Mediocre asset managers confuse activity with impact, visibility with value, and being present with being helpful. They return from site visits with a list of cosmetic fixes, while the property continues to hemorrhage cash due to core issues that need urgent attention.
4. Use Data as a Weapon Instead of a Tool
Mediocre asset managers wield data like a weapon, but not for good…they just need to be right at all costs.
Every variance report becomes an inquisition, and every monthly review feels like a deposition. This doesn’t inspire excellence; it inspires self-preservation or what the youth call “quiet quitting.” Hotel teams stop taking smart risks and start building defensive documentation trails. Energy shifts from “how do we win?” to “how do I prove this wasn’t my fault?” The best people leave first. The rest quietly disengage, doing the minimum to avoid being the next target. Data should illuminate the path forward, not persecute the people walking on it.
5. Dodge Decisions
Mediocre AMs are constitutionally incapable of making hard decisions. They can spot a problem from a mile away, analyze it across seventeen pivot tables, and discuss it in nine consecutive meetings — but actually do something about it? That’s where their courage evaporates.

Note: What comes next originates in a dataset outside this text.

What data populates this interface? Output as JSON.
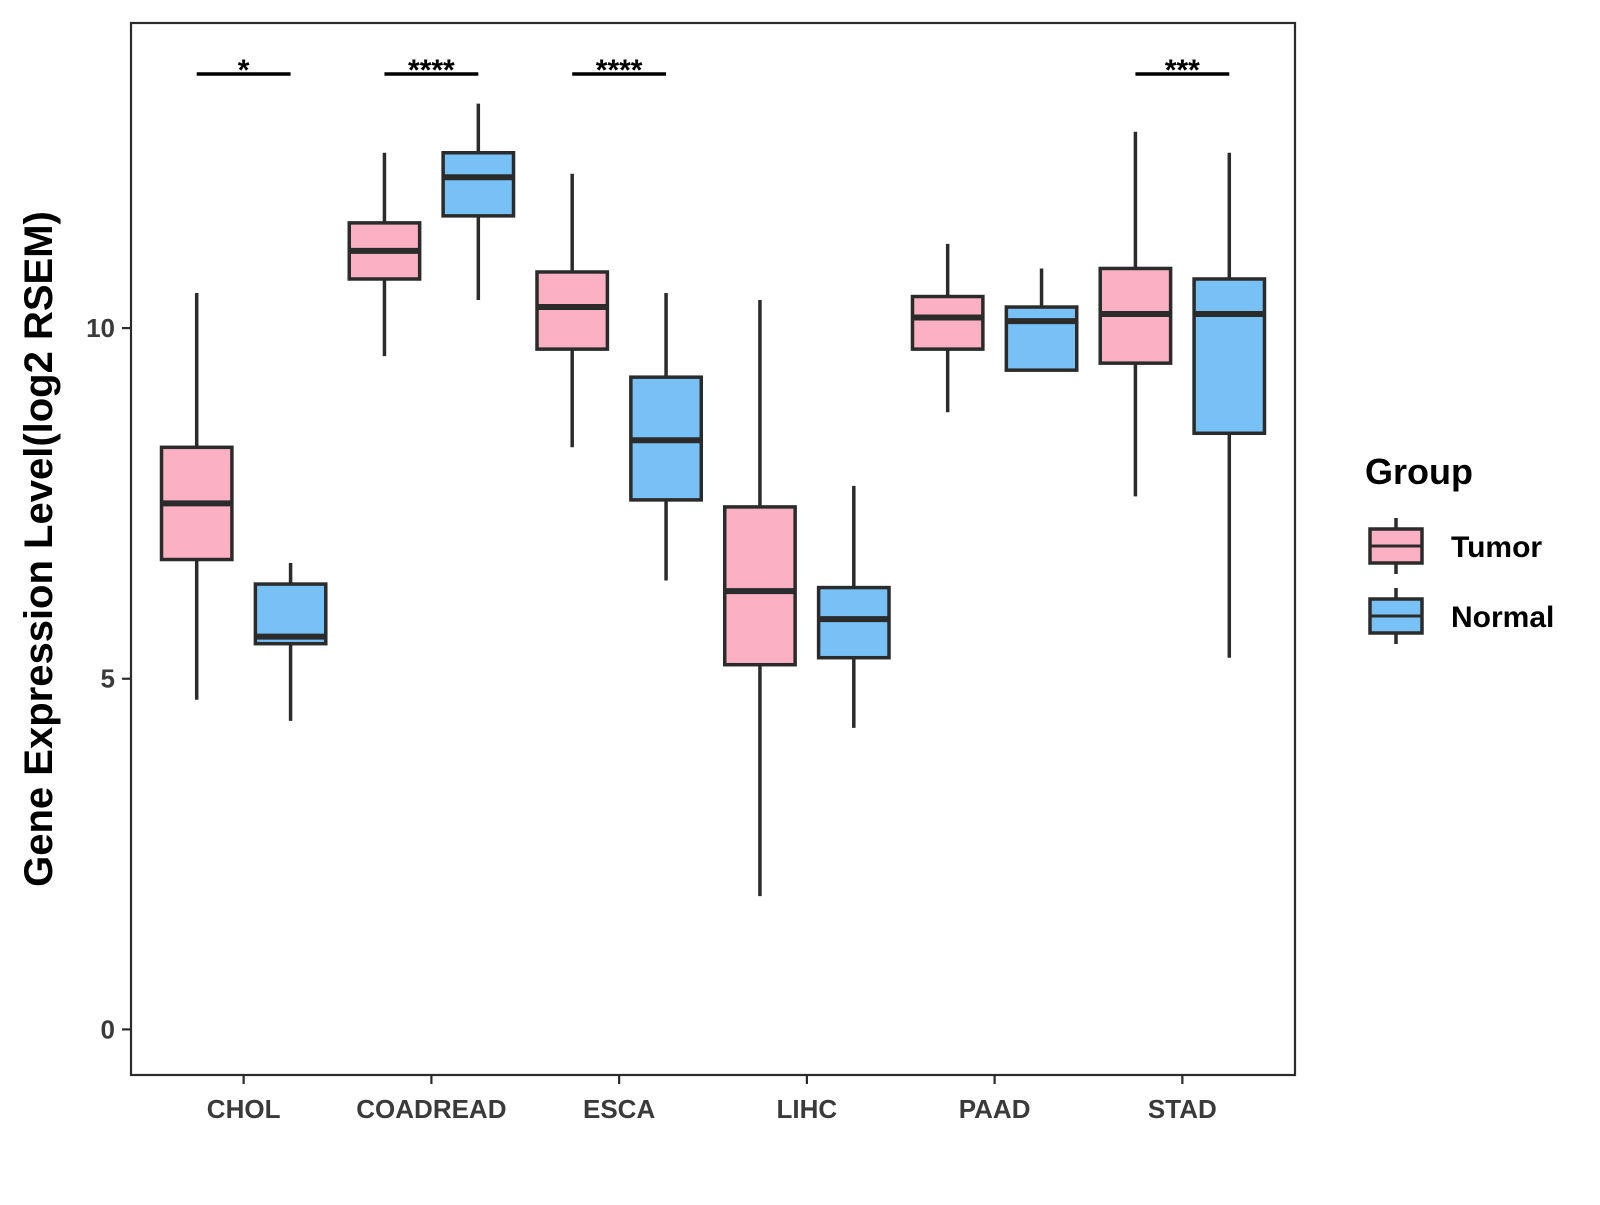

Underperforming employees are put on a performance improvement plan for months. Everyone knows it’s theater at this point, but the hard decision keeps getting delayed. The management contract is bleeding money and destroying morale, but “let’s give it another quarter.” The director of sales hasn’t closed a meaningful piece of business in six months, but “everybody likes him, he deserves another chance.” You get the picture.

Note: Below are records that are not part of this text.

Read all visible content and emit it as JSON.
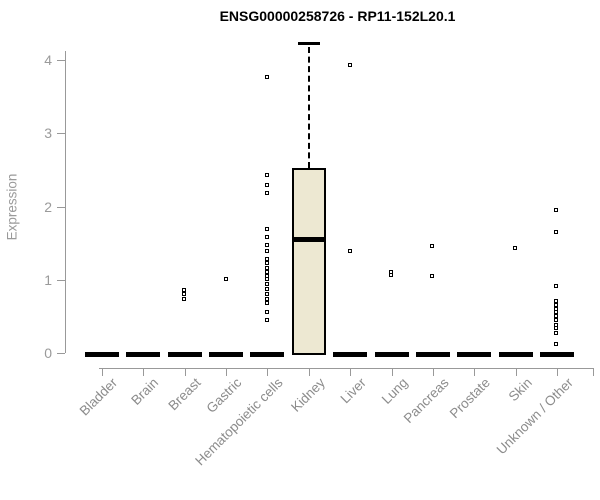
{
  "chart_data": {
    "type": "boxplot",
    "title": "ENSG00000258726 - RP11-152L20.1",
    "ylabel": "Expression",
    "xlabel": "",
    "ylim": [
      0,
      4.3
    ],
    "yticks": [
      0,
      1,
      2,
      3,
      4
    ],
    "grid": false,
    "legend": "none",
    "categories": [
      "Bladder",
      "Brain",
      "Breast",
      "Gastric",
      "Hematopoietic cells",
      "Kidney",
      "Liver",
      "Lung",
      "Pancreas",
      "Prostate",
      "Skin",
      "Unknown / Other"
    ],
    "boxes": [
      {
        "category": "Bladder",
        "q1": 0,
        "median": 0,
        "q3": 0,
        "whisker_low": 0,
        "whisker_high": 0,
        "outliers": []
      },
      {
        "category": "Brain",
        "q1": 0,
        "median": 0,
        "q3": 0,
        "whisker_low": 0,
        "whisker_high": 0,
        "outliers": []
      },
      {
        "category": "Breast",
        "q1": 0,
        "median": 0,
        "q3": 0,
        "whisker_low": 0,
        "whisker_high": 0,
        "outliers": [
          0.86,
          0.8,
          0.73
        ]
      },
      {
        "category": "Gastric",
        "q1": 0,
        "median": 0,
        "q3": 0,
        "whisker_low": 0,
        "whisker_high": 0,
        "outliers": [
          1.0
        ]
      },
      {
        "category": "Hematopoietic cells",
        "q1": 0,
        "median": 0,
        "q3": 0,
        "whisker_low": 0,
        "whisker_high": 0,
        "outliers": [
          3.76,
          2.43,
          2.29,
          2.18,
          1.68,
          1.58,
          1.47,
          1.38,
          1.28,
          1.22,
          1.16,
          1.1,
          1.05,
          1.0,
          0.93,
          0.87,
          0.8,
          0.73,
          0.68,
          0.55,
          0.45
        ]
      },
      {
        "category": "Kidney",
        "q1": 0,
        "median": 1.55,
        "q3": 2.52,
        "whisker_low": 0,
        "whisker_high": 4.23,
        "outliers": []
      },
      {
        "category": "Liver",
        "q1": 0,
        "median": 0,
        "q3": 0,
        "whisker_low": 0,
        "whisker_high": 0,
        "outliers": [
          3.93,
          1.39
        ]
      },
      {
        "category": "Lung",
        "q1": 0,
        "median": 0,
        "q3": 0,
        "whisker_low": 0,
        "whisker_high": 0,
        "outliers": [
          1.1,
          1.06
        ]
      },
      {
        "category": "Pancreas",
        "q1": 0,
        "median": 0,
        "q3": 0,
        "whisker_low": 0,
        "whisker_high": 0,
        "outliers": [
          1.45,
          1.04
        ]
      },
      {
        "category": "Prostate",
        "q1": 0,
        "median": 0,
        "q3": 0,
        "whisker_low": 0,
        "whisker_high": 0,
        "outliers": []
      },
      {
        "category": "Skin",
        "q1": 0,
        "median": 0,
        "q3": 0,
        "whisker_low": 0,
        "whisker_high": 0,
        "outliers": [
          1.43
        ]
      },
      {
        "category": "Unknown / Other",
        "q1": 0,
        "median": 0,
        "q3": 0,
        "whisker_low": 0,
        "whisker_high": 0,
        "outliers": [
          1.94,
          1.65,
          0.91,
          0.7,
          0.65,
          0.6,
          0.55,
          0.5,
          0.45,
          0.38,
          0.33,
          0.27,
          0.11
        ]
      }
    ],
    "colors": {
      "box_fill": "#EDE8D2",
      "box_border": "#000000",
      "median": "#000000",
      "flat_bar": "#000000",
      "axis": "#999999",
      "tick_label": "#9a9a9a",
      "outlier_border": "#000000",
      "outlier_fill": "#FFFFFF",
      "title": "#000000",
      "background": "#FFFFFF"
    }
  }
}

Meanwhile, these problems compound. Good employees watch bad ones get coddled and update their LinkedIn profiles accordingly. When the inevitable disaster finally strikes, these AMs blame the property team with breathtaking hypocrisy. The “Why didn’t you tell me it was this bad?” email arrives like clockwork, conveniently ignoring the ten messages flagging that exact issue. But nobody made the hard call.

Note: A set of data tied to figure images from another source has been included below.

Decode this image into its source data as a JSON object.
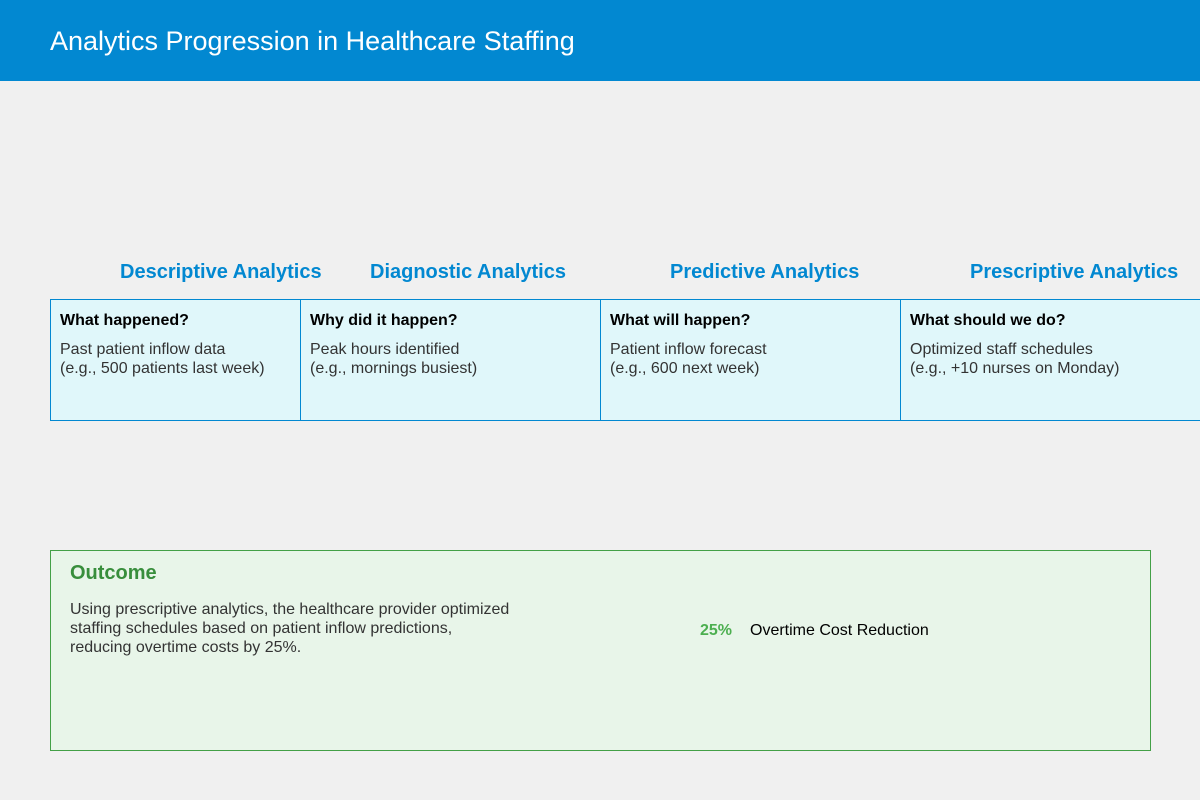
{
  "header": {
    "title": "Analytics Progression in Healthcare Staffing"
  },
  "stages": [
    {
      "heading": "Descriptive Analytics",
      "question": "What happened?",
      "desc_line1": "Past patient inflow data",
      "desc_line2": "(e.g., 500 patients last week)"
    },
    {
      "heading": "Diagnostic Analytics",
      "question": "Why did it happen?",
      "desc_line1": "Peak hours identified",
      "desc_line2": "(e.g., mornings busiest)"
    },
    {
      "heading": "Predictive Analytics",
      "question": "What will happen?",
      "desc_line1": "Patient inflow forecast",
      "desc_line2": "(e.g., 600 next week)"
    },
    {
      "heading": "Prescriptive Analytics",
      "question": "What should we do?",
      "desc_line1": "Optimized staff schedules",
      "desc_line2": "(e.g., +10 nurses on Monday)"
    }
  ],
  "outcome": {
    "title": "Outcome",
    "text_line1": "Using prescriptive analytics, the healthcare provider optimized",
    "text_line2": "staffing schedules based on patient inflow predictions,",
    "text_line3": "reducing overtime costs by 25%.",
    "metric_value": "25%",
    "metric_label": "Overtime Cost Reduction"
  },
  "colors": {
    "header_bg": "#0288d1",
    "page_bg": "#f0f0f0",
    "stage_heading": "#0288d1",
    "stage_box_bg": "#e0f7fa",
    "stage_box_border": "#0288d1",
    "outcome_bg": "#e8f5e9",
    "outcome_border": "#43a047",
    "outcome_title": "#388e3c",
    "metric_value": "#4caf50"
  }
}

6. Destroy Hotel Morale and Profitability
The average cost to replace a hotel GM or department head at a 4-star property is roughly 150% of their annual salary when you factor in recruiting, training, lost productivity, and local market knowledge walking out the door. If an asset manager is driving turnover every 6 to 12 months in key roles, they’re not managing the asset…they are incinerating ownership’s capital.
Fear-based cultures don’t innovate. As noted above, team members who don’t feel supported stop taking smart risks and eventually start leaving. The hotel industry is shockingly small and well connected. Word travels fast about AMs who burn people to make themselves look good. Bad asset management doesn’t just hurt current performance, but also limits future potential. Once a property becomes known as a revolving door run by a toxic asset manager, top talent won’t touch it.
Conclusion
Working with great asset managers has been transformational for me, both personally and professionally. When the right asset manager takes over a hotel, there’s a palpable shift in energy and momentum. They don’t sell fairy tales or rely on wishful thinking. They build strategies rooted in reality and execute them through empowered teams they genuinely trust.
If you’re an owner, demand better! Your capital investment deserves an asset manager who treats NOI like a religion, not a suggestion. If you’re an asset manager, aspire to be the person hotel teams are excited to see. If you’re a team member or vendor, take note of which kind of AM you’re working with before taking on a new project. It’s one of the best predictors of the asset’s potential for success…and your potential job satisfaction.